We depend on BigQuery for our dataware house. All the events from different sources are streamed into BigQuery
We had following requirements:
- Data can be inserted in streaming way.
- We wanted a serverless mechanism.
- We should be able to scale based on number of events
What we tried first
What we started was Google Cloud Dataflow. Though it worked and its pretty simple it didn't fit our bill of running serverless. Cloud Dataflow takes care of the instance but you are still charged for running instance. Another limitation which we ran into is we wanted to have all events process through a single pubsub topic, which means additional custom workflow has to be written.

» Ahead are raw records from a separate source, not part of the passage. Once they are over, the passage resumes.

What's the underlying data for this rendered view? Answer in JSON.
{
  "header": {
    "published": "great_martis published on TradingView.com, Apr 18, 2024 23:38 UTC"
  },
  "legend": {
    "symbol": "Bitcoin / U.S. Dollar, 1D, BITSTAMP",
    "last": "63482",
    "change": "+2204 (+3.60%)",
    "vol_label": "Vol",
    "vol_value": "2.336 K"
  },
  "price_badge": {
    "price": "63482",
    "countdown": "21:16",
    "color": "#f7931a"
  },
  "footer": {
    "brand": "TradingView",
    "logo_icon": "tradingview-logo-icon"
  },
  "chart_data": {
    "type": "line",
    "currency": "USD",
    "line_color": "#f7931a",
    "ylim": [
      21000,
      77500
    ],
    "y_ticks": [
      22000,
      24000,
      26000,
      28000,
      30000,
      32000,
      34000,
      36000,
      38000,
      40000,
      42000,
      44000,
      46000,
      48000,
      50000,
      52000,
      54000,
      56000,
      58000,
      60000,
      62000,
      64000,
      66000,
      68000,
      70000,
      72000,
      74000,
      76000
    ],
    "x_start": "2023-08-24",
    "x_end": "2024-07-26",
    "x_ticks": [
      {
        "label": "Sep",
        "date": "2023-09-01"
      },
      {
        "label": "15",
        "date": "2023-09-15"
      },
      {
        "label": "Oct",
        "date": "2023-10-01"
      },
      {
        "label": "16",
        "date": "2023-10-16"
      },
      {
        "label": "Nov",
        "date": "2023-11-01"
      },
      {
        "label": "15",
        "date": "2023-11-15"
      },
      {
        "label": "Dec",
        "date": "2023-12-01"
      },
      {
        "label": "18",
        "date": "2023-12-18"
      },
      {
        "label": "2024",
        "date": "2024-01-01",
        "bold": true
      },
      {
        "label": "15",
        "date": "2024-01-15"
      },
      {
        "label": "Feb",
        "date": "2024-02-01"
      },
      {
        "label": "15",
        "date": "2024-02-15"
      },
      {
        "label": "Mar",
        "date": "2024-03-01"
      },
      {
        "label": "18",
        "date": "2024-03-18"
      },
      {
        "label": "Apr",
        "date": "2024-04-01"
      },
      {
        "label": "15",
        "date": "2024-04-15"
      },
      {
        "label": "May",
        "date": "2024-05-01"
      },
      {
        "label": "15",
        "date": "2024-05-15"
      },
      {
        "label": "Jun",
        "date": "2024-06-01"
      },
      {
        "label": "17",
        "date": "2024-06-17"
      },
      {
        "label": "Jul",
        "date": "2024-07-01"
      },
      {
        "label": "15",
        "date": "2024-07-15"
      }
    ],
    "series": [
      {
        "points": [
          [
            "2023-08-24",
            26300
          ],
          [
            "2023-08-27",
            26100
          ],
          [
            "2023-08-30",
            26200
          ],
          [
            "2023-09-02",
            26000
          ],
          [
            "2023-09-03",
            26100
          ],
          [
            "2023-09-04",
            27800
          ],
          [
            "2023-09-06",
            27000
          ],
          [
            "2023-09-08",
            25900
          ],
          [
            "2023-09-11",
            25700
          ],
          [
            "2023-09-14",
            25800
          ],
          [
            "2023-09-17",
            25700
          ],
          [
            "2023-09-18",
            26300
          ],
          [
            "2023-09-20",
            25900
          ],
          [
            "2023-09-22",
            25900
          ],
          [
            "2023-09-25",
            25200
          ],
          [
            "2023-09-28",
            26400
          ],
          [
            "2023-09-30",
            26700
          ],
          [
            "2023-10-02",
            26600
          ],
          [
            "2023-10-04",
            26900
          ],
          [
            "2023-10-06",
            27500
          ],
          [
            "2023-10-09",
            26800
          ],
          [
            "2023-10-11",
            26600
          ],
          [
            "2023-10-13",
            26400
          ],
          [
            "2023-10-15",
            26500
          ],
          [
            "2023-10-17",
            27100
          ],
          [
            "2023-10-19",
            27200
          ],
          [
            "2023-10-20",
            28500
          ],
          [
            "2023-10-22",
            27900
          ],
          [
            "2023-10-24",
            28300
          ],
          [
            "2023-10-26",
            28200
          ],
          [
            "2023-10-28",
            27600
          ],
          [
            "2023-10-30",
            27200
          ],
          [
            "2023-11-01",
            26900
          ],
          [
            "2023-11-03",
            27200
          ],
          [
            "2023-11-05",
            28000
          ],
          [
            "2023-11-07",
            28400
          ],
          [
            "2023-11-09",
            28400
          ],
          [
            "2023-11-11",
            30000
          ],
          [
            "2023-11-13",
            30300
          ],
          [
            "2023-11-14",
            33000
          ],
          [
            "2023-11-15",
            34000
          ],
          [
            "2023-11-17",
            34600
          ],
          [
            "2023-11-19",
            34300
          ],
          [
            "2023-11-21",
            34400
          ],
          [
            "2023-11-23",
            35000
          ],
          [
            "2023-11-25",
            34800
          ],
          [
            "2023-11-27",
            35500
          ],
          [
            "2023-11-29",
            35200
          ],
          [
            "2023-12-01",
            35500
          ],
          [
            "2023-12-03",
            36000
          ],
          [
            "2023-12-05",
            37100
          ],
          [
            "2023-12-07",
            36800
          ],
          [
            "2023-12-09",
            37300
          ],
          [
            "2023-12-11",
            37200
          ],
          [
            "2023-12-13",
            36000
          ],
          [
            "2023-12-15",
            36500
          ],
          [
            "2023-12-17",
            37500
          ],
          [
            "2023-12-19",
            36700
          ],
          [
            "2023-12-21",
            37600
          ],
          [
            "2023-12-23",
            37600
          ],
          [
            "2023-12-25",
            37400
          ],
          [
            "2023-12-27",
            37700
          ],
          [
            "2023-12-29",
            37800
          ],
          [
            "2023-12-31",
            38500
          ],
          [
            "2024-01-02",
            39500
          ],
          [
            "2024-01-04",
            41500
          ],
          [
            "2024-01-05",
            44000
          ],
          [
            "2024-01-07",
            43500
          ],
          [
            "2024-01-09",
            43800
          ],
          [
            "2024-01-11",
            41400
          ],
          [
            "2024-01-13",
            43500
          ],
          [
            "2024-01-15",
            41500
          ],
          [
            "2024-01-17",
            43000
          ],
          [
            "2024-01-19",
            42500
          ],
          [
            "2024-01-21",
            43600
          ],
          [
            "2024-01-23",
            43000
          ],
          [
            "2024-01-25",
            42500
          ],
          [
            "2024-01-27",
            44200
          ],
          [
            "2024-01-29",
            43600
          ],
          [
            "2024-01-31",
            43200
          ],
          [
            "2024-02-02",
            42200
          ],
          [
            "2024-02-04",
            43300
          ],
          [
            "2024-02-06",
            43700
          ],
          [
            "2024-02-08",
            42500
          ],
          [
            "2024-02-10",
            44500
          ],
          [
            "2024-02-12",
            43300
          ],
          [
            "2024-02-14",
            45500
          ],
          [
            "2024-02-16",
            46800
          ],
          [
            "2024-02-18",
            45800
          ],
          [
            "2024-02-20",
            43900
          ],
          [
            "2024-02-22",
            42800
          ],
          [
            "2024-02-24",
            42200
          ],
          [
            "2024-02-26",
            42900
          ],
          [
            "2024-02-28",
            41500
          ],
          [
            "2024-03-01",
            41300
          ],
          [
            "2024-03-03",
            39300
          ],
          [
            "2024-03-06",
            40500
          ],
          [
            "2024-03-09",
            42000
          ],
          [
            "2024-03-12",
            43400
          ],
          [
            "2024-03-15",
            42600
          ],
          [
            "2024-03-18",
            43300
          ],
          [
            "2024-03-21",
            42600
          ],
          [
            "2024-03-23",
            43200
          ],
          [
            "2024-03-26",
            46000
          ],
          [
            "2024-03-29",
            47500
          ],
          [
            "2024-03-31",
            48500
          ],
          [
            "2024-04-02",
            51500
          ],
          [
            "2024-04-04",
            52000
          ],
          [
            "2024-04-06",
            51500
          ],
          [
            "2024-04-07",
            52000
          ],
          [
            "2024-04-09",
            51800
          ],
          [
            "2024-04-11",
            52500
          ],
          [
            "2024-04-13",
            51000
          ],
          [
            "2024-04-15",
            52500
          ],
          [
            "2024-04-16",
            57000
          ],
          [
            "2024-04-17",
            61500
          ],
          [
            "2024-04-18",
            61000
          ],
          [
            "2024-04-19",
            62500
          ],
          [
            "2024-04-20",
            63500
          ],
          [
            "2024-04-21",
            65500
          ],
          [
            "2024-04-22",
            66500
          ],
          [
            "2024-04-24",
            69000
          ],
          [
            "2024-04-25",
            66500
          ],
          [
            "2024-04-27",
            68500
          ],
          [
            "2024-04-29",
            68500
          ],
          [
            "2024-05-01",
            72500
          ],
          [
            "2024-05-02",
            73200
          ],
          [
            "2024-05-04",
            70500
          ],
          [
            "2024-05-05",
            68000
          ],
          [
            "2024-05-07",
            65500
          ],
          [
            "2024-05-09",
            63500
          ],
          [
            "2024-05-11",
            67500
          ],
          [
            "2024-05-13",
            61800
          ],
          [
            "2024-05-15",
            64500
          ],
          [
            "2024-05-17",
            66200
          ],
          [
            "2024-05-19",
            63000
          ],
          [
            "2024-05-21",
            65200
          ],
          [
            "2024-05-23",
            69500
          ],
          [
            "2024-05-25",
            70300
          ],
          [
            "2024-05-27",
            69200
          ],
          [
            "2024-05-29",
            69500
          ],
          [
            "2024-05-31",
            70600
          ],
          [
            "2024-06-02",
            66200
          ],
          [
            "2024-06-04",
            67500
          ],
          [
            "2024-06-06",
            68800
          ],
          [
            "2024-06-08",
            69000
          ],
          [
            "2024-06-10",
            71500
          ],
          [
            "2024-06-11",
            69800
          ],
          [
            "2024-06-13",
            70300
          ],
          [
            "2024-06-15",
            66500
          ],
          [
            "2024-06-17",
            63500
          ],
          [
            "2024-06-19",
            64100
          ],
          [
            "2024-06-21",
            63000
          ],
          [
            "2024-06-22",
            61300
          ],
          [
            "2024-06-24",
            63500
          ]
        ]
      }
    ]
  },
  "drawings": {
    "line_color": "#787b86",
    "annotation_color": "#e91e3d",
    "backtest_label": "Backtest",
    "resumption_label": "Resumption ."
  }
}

In our system at the time of writing we had three types of events.
- Database entity creation events.
- Website business logic events.
- Archive messages for objects
Latency Impact/Failure handling
To avoid the application having a latency impact writing to pubsub we write the through a async thread. If we fail to publish to pubsub we use RocksDB as a embedded database and write to it. Messages are later replayed from RocksDB. Essentially think of it as a fast append only buffer for our use-case.
- Assessment lifecycle (Started, Inprogress, Completed)
- Candidate events (Giving assessment for Company XYZ etc)
- Assessment Results
Serverless is very use-ful for low scale and event based systems. When designing such system make sure all part of application can use it without lot of changes.